## Horizontal Axis Wind Turbine Rotor Design

**The Basics:**

Objects in the path of a wind stream experience a downwind force known as drag. Some of the earliest wind turbine designs utilized this force and are called vertical axis wind turbines (VAWT). While drag is easy to harness, VAWT's are limited to performing at much lower rpm's than horizontal axis wind turbines (HAWT) because as the blades rotate, one half of the rotor is always travelling upwind against the force of the wind stream in order to turn the blades into a position to harness the downwind drag again.

Wind also produces another force called lift, which always works at right angles to the wind direction and is the force utilized by HAWT designs.

Like turbines, there are also two main types of wind: clean wind and dirty (turbulent) wind.

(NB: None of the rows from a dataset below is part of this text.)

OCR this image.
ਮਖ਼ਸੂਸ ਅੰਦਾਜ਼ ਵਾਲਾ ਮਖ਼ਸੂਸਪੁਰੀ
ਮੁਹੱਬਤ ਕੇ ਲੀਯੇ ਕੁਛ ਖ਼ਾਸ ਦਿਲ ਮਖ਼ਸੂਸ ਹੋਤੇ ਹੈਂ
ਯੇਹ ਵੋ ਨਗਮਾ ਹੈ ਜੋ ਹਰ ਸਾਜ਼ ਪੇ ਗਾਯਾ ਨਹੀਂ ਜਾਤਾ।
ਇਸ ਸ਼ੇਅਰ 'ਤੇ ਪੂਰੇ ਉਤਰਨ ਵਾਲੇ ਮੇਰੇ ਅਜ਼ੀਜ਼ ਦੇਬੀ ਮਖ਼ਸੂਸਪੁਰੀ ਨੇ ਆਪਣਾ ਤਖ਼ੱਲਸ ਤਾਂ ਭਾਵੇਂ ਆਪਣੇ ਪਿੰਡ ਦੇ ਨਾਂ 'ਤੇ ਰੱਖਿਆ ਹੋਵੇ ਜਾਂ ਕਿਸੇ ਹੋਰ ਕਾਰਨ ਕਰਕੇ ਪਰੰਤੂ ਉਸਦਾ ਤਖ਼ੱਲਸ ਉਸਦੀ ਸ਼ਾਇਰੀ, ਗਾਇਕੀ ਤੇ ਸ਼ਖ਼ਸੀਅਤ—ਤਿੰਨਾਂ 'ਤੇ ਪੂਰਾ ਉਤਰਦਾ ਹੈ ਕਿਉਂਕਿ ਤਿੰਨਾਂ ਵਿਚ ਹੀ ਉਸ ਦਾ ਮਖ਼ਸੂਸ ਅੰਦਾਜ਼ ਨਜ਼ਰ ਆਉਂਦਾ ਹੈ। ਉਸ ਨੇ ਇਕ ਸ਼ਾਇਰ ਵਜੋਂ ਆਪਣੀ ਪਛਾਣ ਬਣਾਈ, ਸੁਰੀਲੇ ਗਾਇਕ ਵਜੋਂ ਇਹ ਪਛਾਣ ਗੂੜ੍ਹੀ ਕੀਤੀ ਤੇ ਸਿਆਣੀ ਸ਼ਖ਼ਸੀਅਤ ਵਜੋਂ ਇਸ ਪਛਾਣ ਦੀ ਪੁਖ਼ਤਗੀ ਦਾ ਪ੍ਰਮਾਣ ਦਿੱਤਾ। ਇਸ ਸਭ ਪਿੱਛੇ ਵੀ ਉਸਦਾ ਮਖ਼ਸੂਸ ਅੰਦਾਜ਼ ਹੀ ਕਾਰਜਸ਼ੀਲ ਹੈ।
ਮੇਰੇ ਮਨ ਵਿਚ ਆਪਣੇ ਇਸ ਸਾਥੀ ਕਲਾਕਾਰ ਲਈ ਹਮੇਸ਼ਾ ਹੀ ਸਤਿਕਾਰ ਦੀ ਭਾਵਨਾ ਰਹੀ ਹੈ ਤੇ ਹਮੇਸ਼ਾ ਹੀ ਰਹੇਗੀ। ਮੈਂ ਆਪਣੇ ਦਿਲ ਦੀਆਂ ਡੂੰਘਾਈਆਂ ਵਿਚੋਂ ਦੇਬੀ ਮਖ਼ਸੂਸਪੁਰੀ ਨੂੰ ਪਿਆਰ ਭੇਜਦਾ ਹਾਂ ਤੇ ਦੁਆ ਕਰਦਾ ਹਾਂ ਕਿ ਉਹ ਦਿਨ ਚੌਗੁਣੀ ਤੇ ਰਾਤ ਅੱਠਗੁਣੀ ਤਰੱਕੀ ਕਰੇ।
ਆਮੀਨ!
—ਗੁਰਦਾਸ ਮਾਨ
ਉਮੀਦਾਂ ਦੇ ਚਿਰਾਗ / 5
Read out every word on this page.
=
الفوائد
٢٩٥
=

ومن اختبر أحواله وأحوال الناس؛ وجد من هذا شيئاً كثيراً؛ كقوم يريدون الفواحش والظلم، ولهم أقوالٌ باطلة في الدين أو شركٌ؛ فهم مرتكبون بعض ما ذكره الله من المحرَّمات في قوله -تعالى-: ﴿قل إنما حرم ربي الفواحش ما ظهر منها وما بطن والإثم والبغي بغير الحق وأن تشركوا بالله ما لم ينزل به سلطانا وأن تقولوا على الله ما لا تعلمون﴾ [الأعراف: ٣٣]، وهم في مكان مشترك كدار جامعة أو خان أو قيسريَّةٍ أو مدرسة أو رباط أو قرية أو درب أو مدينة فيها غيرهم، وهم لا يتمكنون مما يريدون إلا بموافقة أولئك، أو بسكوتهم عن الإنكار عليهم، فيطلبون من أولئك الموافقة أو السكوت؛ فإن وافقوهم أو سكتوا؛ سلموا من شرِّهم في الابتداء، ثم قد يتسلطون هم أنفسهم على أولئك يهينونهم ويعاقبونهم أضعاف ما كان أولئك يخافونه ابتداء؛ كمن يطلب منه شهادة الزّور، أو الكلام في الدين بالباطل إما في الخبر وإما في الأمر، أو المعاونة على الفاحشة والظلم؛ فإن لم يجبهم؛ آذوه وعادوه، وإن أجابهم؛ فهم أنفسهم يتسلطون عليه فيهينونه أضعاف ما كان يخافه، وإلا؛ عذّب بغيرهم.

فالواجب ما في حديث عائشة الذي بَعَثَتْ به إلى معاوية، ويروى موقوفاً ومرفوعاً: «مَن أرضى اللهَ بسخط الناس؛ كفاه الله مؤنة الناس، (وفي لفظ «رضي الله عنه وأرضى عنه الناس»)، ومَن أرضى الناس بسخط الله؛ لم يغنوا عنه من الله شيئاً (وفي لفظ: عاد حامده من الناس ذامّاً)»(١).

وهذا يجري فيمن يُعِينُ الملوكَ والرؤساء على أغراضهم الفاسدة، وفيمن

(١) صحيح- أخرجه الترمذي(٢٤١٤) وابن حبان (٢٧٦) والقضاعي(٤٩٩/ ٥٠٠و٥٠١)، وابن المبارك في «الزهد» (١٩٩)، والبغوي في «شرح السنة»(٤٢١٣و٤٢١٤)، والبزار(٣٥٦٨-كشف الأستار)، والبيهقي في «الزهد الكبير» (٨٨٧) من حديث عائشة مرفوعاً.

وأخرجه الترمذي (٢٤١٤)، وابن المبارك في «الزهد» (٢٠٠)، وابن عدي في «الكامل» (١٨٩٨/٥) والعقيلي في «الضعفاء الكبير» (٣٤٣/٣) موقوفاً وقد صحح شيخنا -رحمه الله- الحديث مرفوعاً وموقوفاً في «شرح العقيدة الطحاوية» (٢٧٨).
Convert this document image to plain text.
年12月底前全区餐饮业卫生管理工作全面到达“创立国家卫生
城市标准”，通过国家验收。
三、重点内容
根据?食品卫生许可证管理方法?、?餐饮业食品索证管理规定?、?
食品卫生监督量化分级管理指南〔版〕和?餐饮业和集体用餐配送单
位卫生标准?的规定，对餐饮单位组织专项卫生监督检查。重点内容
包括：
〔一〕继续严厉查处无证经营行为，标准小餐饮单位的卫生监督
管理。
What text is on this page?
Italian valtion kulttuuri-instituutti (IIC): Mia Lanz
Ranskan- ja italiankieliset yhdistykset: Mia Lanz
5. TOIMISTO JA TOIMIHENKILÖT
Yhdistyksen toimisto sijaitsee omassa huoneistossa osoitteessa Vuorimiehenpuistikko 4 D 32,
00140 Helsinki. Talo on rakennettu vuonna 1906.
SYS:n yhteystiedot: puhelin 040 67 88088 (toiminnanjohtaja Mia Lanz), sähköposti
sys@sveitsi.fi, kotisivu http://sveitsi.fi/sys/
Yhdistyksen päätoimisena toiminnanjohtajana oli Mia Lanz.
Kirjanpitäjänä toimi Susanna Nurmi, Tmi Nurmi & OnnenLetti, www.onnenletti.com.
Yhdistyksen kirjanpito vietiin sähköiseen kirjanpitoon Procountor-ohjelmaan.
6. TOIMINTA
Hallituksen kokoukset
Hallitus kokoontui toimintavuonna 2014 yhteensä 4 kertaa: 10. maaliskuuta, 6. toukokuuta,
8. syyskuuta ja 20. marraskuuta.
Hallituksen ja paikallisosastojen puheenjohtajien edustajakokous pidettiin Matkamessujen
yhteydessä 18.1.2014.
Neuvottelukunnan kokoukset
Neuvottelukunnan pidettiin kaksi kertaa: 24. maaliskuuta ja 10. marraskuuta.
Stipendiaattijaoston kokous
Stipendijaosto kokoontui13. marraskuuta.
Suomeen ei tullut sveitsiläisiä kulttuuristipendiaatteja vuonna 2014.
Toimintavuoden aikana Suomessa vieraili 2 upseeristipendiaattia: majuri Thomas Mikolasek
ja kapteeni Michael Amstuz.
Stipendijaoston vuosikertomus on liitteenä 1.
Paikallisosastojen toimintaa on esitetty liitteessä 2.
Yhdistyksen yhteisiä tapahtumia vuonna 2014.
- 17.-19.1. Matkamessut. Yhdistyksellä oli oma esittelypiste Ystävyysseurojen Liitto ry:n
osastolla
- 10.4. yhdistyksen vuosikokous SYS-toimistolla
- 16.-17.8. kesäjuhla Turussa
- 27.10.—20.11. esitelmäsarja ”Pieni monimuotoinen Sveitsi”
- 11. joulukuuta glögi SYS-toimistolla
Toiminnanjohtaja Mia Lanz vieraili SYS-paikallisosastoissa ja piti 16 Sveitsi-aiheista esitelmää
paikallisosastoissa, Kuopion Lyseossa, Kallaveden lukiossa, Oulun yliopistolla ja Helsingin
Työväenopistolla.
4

Clean wind originates from the upper atmosphere and is pulled down to open land and water by temperature and pressure differentials between the atmosphere and the earth's surface. These winds are considered clean because there are no obstructions in the path of the currents to collide with, and thus little to no turbulence is created. Because of the complicated measures involved with HAWT rotor design due to their lift based designs, HAWT's are strictly employed in clean wind environments. Surface currents that are travelling back to the upper atmosphere generally encounter resistance from things like trees and buildings, which slows the currents down and creates a lot of turbulence that can be difficult if not almost impossible for a lift based turbine design to harness. VAWT's are most suitable for such low, turbulent wind environments due to their simple drag based designs.

**Tip Speed Ratio:**

The first step in wind turbine rotor design is to select a tip speed ratio (TSR). The TSR refers to the ratio of the speed of the blade tips to the wind speed. The TSR is important because if the blades spin too slow at a given wind speed, then most of the wind will pass through the rotor with little being harnessed. But if the blades spin too fast, then they will 'blur' and act like a solid wall blocking the wind, commonly known as the 'wind wall effect'. Thus, it's necessary to match the angular momentum of the blades to the wind speed in order to maximize the rotor efficiency. The TSR required for a particular rotor will depend on the average speed and type of wind (clean or dirty) that's to be harnessed in a given location, and is determined by the aerofoil profile type used in the blade design as well as the number of blades. Generally, a high tip speed ratio is used for HAWT's as the high rotational frequency of the rotor shaft is needed for turning an electrical generator. In cases where more torque is desired over speed - such as for water pumping - or to harness low wind speeds, then a low TSR is more suitable. As advantageous as a high TSR is for performance in electrical generation, it can also come with drawbacks such as excessive noise, vibration/potential blade throw, or erosion from air/dust particles and precipitation contacting the leading edge of the blades, so care must be taken when establishing a TSR so that the maximum rotational frequency of the blades doesn't exceed the structural threshold.

**How Many Blades?**

If a small number of blades are used, then the blades must travel faster to maximize the energy harvest and thus rotors with high TSR's also have few blades and perform best in medium-high wind speeds. If a large number of blades are used, then rotational frequency can be slower. However, extra blades also increases the risk of the previously mentioned wind wall effect occurring at lower frequencies, so rotors with low TSR's and a large number of blades are limited to low wind speed applications. In general, a typical HAWT will have 3 blades and a TSR of somewhere between 5 and 7.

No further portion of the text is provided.